Effective forecasting of shale gas production is essential for optimizing exploration strategies and guiding subsequent fracturing. However, in the new development of shale gas blocks, two main challenges are encountered: (1) data is insufficient, and (2) the dynamic production characteristics of shale gas wells, influenced by factors such as reservoirs and engineering, exhibit complex non-linear and non-stationary features. The inherent black-box nature of deep learning models raises concerns among decision-makers about the reliability of results. The current artificial intelligence model overlooks these factors, resulting in limitations in the accuracy and interpretability of the model. To address these problems, a novel domain adaptation methodology is proposed using physical constraints. First, production data from the source domain is segmented into multiple subdomains to enhance sample diversity.
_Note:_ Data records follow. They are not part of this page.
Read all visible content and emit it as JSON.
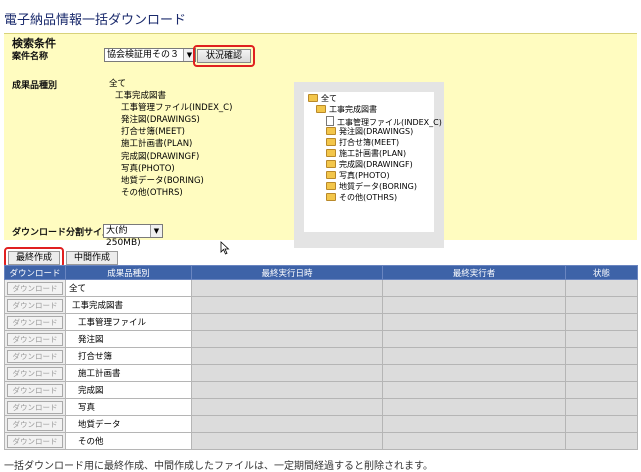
{
  "page": {
    "title": "電子納品情報一括ダウンロード",
    "footnote": "一括ダウンロード用に最終作成、中間作成したファイルは、一定期間経過すると削除されます。"
  },
  "search": {
    "heading": "検索条件",
    "project_label": "案件名称",
    "project_value": "協会検証用その３",
    "status_button": "状況確認",
    "category_label": "成果品種別",
    "categories": [
      "全て",
      "工事完成図書",
      "工事管理ファイル(INDEX_C)",
      "発注図(DRAWINGS)",
      "打合せ簿(MEET)",
      "施工計画書(PLAN)",
      "完成図(DRAWINGF)",
      "写真(PHOTO)",
      "地質データ(BORING)",
      "その他(OTHRS)"
    ],
    "split_label": "ダウンロード分割サイズ",
    "split_value": "大(約250MB)"
  },
  "tree": {
    "root": "全て",
    "group": "工事完成図書",
    "file": "工事管理ファイル(INDEX_C)",
    "children": [
      "発注図(DRAWINGS)",
      "打合せ簿(MEET)",
      "施工計画書(PLAN)",
      "完成図(DRAWINGF)",
      "写真(PHOTO)",
      "地質データ(BORING)",
      "その他(OTHRS)"
    ]
  },
  "actions": {
    "final_button": "最終作成",
    "interim_button": "中間作成"
  },
  "table": {
    "headers": [
      "ダウンロード",
      "成果品種別",
      "最終実行日時",
      "最終実行者",
      "状態"
    ],
    "download_label": "ダウンロード",
    "rows": [
      "全て",
      "工事完成図書",
      "工事管理ファイル",
      "発注図",
      "打合せ簿",
      "施工計画書",
      "完成図",
      "写真",
      "地質データ",
      "その他"
    ]
  },
  "colors": {
    "panel_background": "#fffcc0",
    "table_header": "#3e63a8",
    "highlight": "#e02020",
    "title": "#1a2a6c"
  }
}
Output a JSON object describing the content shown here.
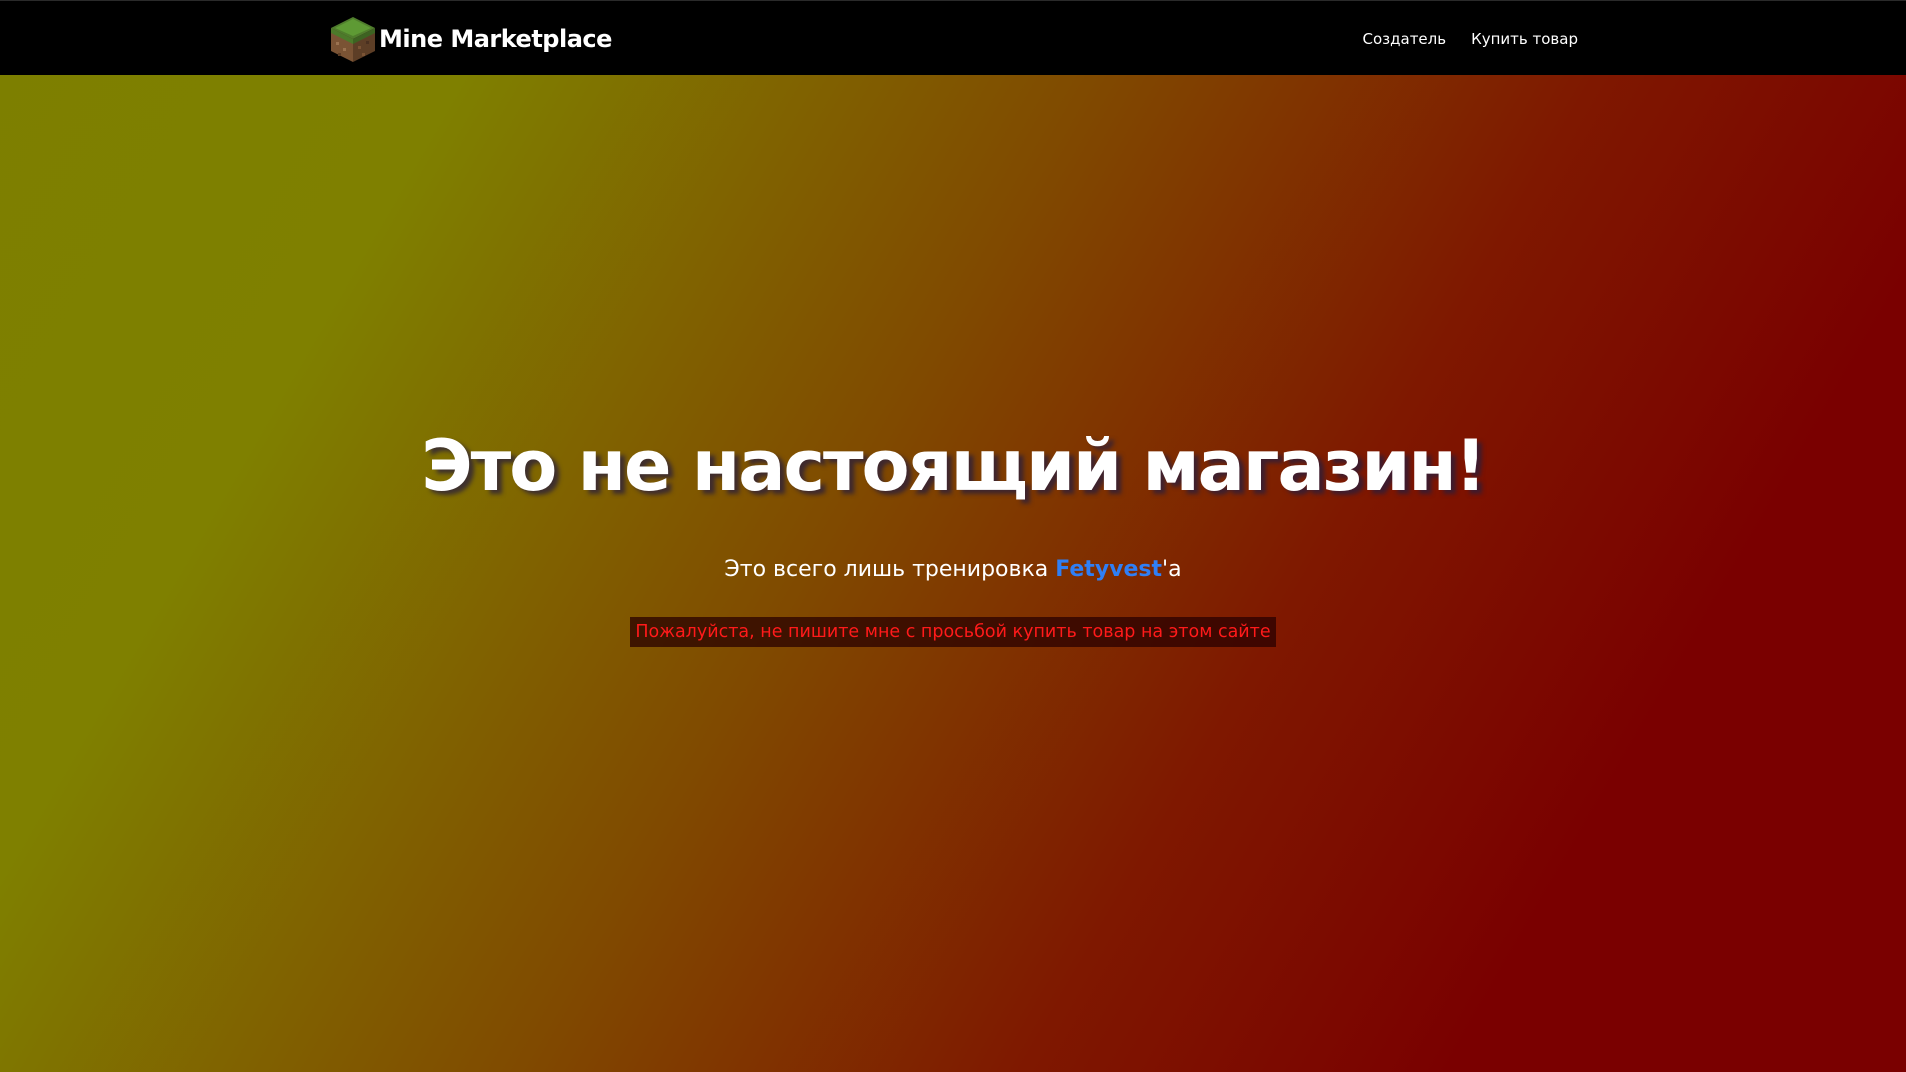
{
  "navbar": {
    "brand": {
      "name": "Mine Marketplace",
      "logo_icon": "grass-block-icon"
    },
    "links": [
      {
        "label": "Создатель"
      },
      {
        "label": "Купить товар"
      }
    ]
  },
  "hero": {
    "title": "Это не настоящий магазин!",
    "subtitle": {
      "prefix": "Это всего лишь тренировка ",
      "author": "Fetyvest",
      "suffix": "'a"
    },
    "warning": "Пожалуйста, не пишите мне с просьбой купить товар на этом сайте"
  },
  "colors": {
    "navbar_bg": "#000000",
    "gradient_start": "#7f8000",
    "gradient_end": "#7a0000",
    "author_link": "#2f7ff5",
    "warning_text": "#ff1a1a"
  }
}
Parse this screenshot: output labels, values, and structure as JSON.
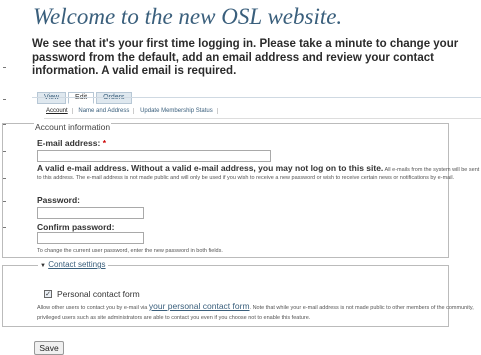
{
  "page_title": "Welcome to the new OSL website.",
  "intro_text": "We see that it's your first time logging in. Please take a minute to change your password from the default, add an email address and review your contact information. A valid email is required.",
  "tabs": [
    {
      "label": "View",
      "active": false
    },
    {
      "label": "Edit",
      "active": true
    },
    {
      "label": "Orders",
      "active": false
    }
  ],
  "subtabs": [
    {
      "label": "Account",
      "active": true
    },
    {
      "label": "Name and Address",
      "active": false
    },
    {
      "label": "Update Membership Status",
      "active": false
    }
  ],
  "account_info": {
    "legend": "Account information",
    "email_label": "E-mail address:",
    "email_required_mark": "*",
    "email_value": "",
    "email_desc_bold": "A valid e-mail address. Without a valid e-mail address, you may not log on to this site.",
    "email_desc_rest": "All e-mails from the system will be sent to this address. The e-mail address is not made public and will only be used if you wish to receive a new password or wish to receive certain news or notifications by e-mail.",
    "password_label": "Password:",
    "password_value": "",
    "confirm_label": "Confirm password:",
    "confirm_value": "",
    "password_desc": "To change the current user password, enter the new password in both fields."
  },
  "contact_settings": {
    "legend": "Contact settings",
    "collapse_arrow": "▼",
    "checkbox_label": "Personal contact form",
    "checkbox_checked": true,
    "checkbox_mark": "✓",
    "desc_before": "Allow other users to contact you by e-mail via",
    "desc_link": "your personal contact form",
    "desc_after": ". Note that while your e-mail address is not made public to other members of the community, privileged users such as site administrators are able to contact you even if you choose not to enable this feature."
  },
  "save_label": "Save",
  "colors": {
    "title": "#3a5f7c",
    "required": "#cc0000",
    "link": "#3a5f7c"
  }
}
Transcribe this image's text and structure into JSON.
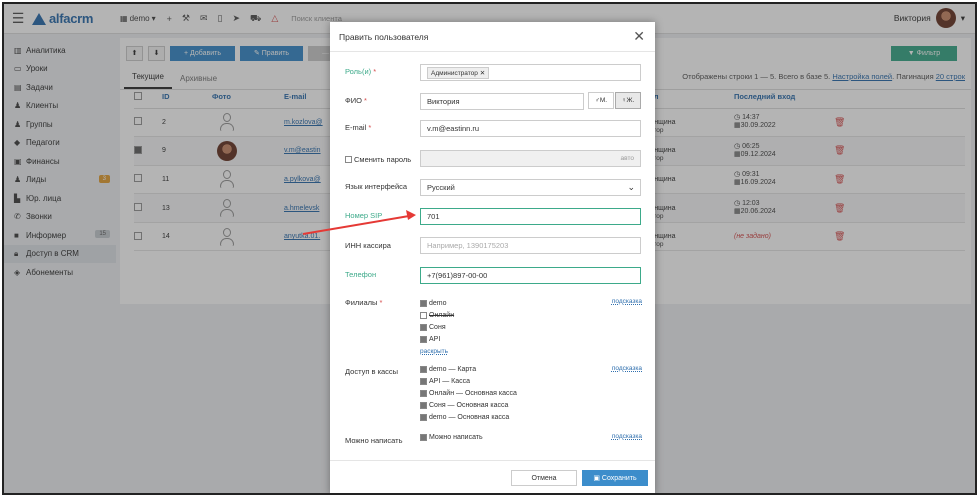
{
  "topbar": {
    "logo": "alfacrm",
    "branch": "demo",
    "search_placeholder": "Поиск клиента",
    "user_name": "Виктория"
  },
  "sidebar": {
    "items": [
      {
        "label": "Аналитика",
        "icon": "chart-icon"
      },
      {
        "label": "Уроки",
        "icon": "calendar-icon"
      },
      {
        "label": "Задачи",
        "icon": "tasks-icon"
      },
      {
        "label": "Клиенты",
        "icon": "user-icon"
      },
      {
        "label": "Группы",
        "icon": "group-icon"
      },
      {
        "label": "Педагоги",
        "icon": "graduation-icon"
      },
      {
        "label": "Финансы",
        "icon": "money-icon"
      },
      {
        "label": "Лиды",
        "icon": "leads-icon",
        "badge": "3"
      },
      {
        "label": "Юр. лица",
        "icon": "building-icon"
      },
      {
        "label": "Звонки",
        "icon": "phone-icon"
      },
      {
        "label": "Информер",
        "icon": "informer-icon",
        "badge": "15"
      },
      {
        "label": "Доступ в CRM",
        "icon": "lock-icon",
        "active": true
      },
      {
        "label": "Абонементы",
        "icon": "tag-icon"
      }
    ]
  },
  "main": {
    "toolbar": {
      "add": "+ Добавить",
      "edit": "✎ Править",
      "delete": "— Уд",
      "filter": "▼ Фильтр"
    },
    "tabs": [
      "Текущие",
      "Архивные"
    ],
    "stats_text": "Отображены строки 1 — 5. Всего в базе 5.",
    "stats_settings": "Настройка полей",
    "stats_pagination": "Пагинация",
    "stats_rows": "20 строк",
    "columns": [
      "ID",
      "Фото",
      "E-mail",
      "Пол",
      "Последний вход"
    ],
    "rows": [
      {
        "id": "2",
        "email": "m.kozlova@",
        "role_num": "9",
        "role": "стратор",
        "gender": "Женщина",
        "time": "14:37",
        "date": "30.09.2022",
        "photo": "placeholder"
      },
      {
        "id": "9",
        "email": "v.m@eastin",
        "role_num": "9",
        "role": "стратор",
        "gender": "Женщина",
        "time": "06:25",
        "date": "09.12.2024",
        "photo": "real",
        "checked": true
      },
      {
        "id": "11",
        "email": "a.pylkova@",
        "role_num": "9",
        "role": "тор",
        "gender": "Женщина",
        "time": "09:31",
        "date": "16.09.2024",
        "photo": "placeholder"
      },
      {
        "id": "13",
        "email": "a.hmelevsk",
        "role_num": "9",
        "role": "стратор",
        "gender": "Женщина",
        "time": "12:03",
        "date": "20.06.2024",
        "photo": "placeholder"
      },
      {
        "id": "14",
        "email": "anyutka.01.",
        "role_num": "9",
        "role": "стратор",
        "gender": "Женщина",
        "time": "",
        "date": "",
        "unset": "(не задано)",
        "photo": "placeholder"
      }
    ]
  },
  "modal": {
    "title": "Править пользователя",
    "roles_label": "Роль(и)",
    "roles_chip": "Администратор",
    "fio_label": "ФИО",
    "fio_value": "Виктория",
    "gender_m": "М.",
    "gender_f": "Ж.",
    "email_label": "E-mail",
    "email_value": "v.m@eastinn.ru",
    "password_label": "Сменить пароль",
    "password_auto": "авто",
    "lang_label": "Язык интерфейса",
    "lang_value": "Русский",
    "sip_label": "Номер SIP",
    "sip_value": "701",
    "inn_label": "ИНН кассира",
    "inn_placeholder": "Например, 1390175203",
    "phone_label": "Телефон",
    "phone_value": "+7(961)897-00-00",
    "branches_label": "Филиалы",
    "branches": [
      {
        "label": "demo",
        "checked": true
      },
      {
        "label": "Онлайн",
        "checked": false,
        "strike": true
      },
      {
        "label": "Соня",
        "checked": true
      },
      {
        "label": "API",
        "checked": true
      }
    ],
    "expand": "раскрыть",
    "hint": "подсказка",
    "cash_label": "Доступ в кассы",
    "cash": [
      "demo — Карта",
      "API — Касса",
      "Онлайн — Основная касса",
      "Соня — Основная касса",
      "demo — Основная касса"
    ],
    "write_label": "Можно написать",
    "write_value": "Можно написать",
    "cancel": "Отмена",
    "save": "Сохранить"
  },
  "colors": {
    "accent": "#3c8dcb",
    "green": "#3daa8a",
    "red": "#d54b4b",
    "arrow": "#e53935"
  }
}
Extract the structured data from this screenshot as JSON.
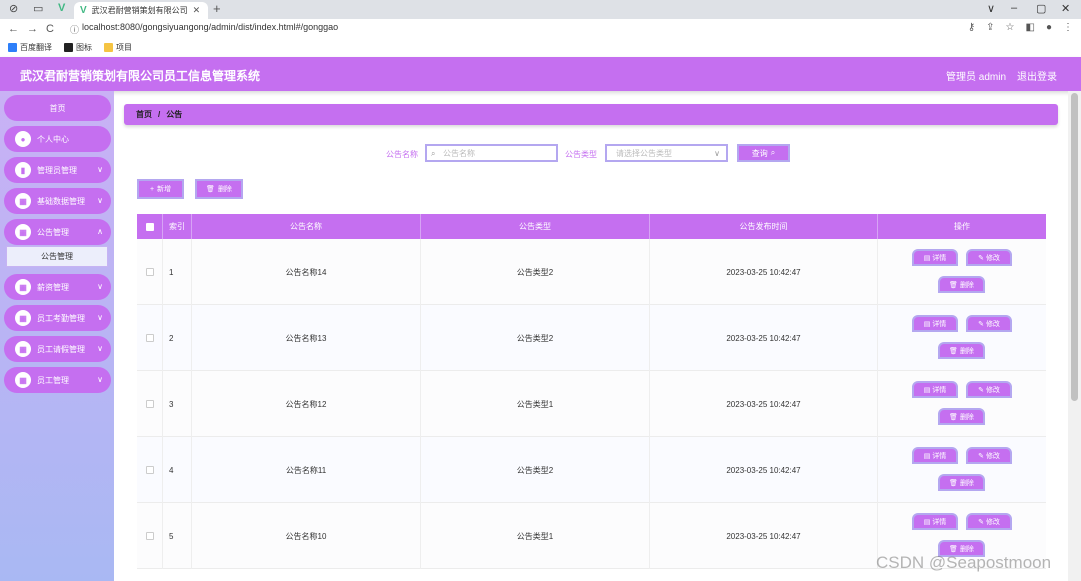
{
  "browser": {
    "tab_title": "武汉君耐营销策划有限公司员工信",
    "address": "localhost:8080/gongsiyuangong/admin/dist/index.html#/gonggao",
    "bookmarks": [
      "百度翻译",
      "图标",
      "项目"
    ]
  },
  "header": {
    "title": "武汉君耐营销策划有限公司员工信息管理系统",
    "user": "管理员 admin",
    "logout": "退出登录"
  },
  "sidebar": {
    "items": [
      {
        "label": "首页"
      },
      {
        "label": "个人中心"
      },
      {
        "label": "管理员管理"
      },
      {
        "label": "基础数据管理"
      },
      {
        "label": "公告管理"
      },
      {
        "label": "薪资管理"
      },
      {
        "label": "员工考勤管理"
      },
      {
        "label": "员工请假管理"
      },
      {
        "label": "员工管理"
      }
    ],
    "sub_item": "公告管理"
  },
  "breadcrumb": {
    "home": "首页",
    "sep": "/",
    "current": "公告"
  },
  "search": {
    "name_label": "公告名称",
    "name_placeholder": "公告名称",
    "type_label": "公告类型",
    "type_placeholder": "请选择公告类型",
    "query": "查询"
  },
  "actions": {
    "add": "新增",
    "delete": "删除"
  },
  "table": {
    "headers": [
      "索引",
      "公告名称",
      "公告类型",
      "公告发布时间",
      "操作"
    ],
    "rows": [
      {
        "index": "1",
        "name": "公告名称14",
        "type": "公告类型2",
        "time": "2023-03-25 10:42:47"
      },
      {
        "index": "2",
        "name": "公告名称13",
        "type": "公告类型2",
        "time": "2023-03-25 10:42:47"
      },
      {
        "index": "3",
        "name": "公告名称12",
        "type": "公告类型1",
        "time": "2023-03-25 10:42:47"
      },
      {
        "index": "4",
        "name": "公告名称11",
        "type": "公告类型2",
        "time": "2023-03-25 10:42:47"
      },
      {
        "index": "5",
        "name": "公告名称10",
        "type": "公告类型1",
        "time": "2023-03-25 10:42:47"
      }
    ],
    "row_actions": {
      "detail": "详情",
      "edit": "修改",
      "delete": "删除"
    }
  },
  "watermark": "CSDN @Seapostmoon",
  "colors": {
    "accent": "#c56ff0",
    "border": "#b4a7f0",
    "sidebar_bg": "#b6b6f4"
  }
}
Subsequently, the positive transfer learning subdomains are identified by comparing maximum mean discrepancy (MMD) and global average distance metrics. Then, we integrate all transferable knowledge to create a more comprehensive target model. Finally, by incorporating drilling, completion, and geological data as physical constraints, we develop a hybrid model consisting of a multi-layer perceptron (MLP) and a Transformer, aiming to maximize interpretability, which is proved through comparison of symbolic transfer entropy (STE). The performance of the proposed method is experimentally validated on shale gas production data from two blocks in China. The average RMSE, MAE, and R2 on the target domain are 0.2454 (104 m3/d), 0.1552 (104 m3/d), and 0.88, respectively. These values are significantly superior to the traditional methods. Additionally, we demonstrate the superiority of our method in terms of causality through a comparison with Granger causality. The interpretability of static and dynamic data in the prediction process was studied using zero-value masking and attention mechanisms, respectively. Experimental results demonstrate the effectiveness and superiority of the proposed method for forecasting shale gas production under data insufficiency.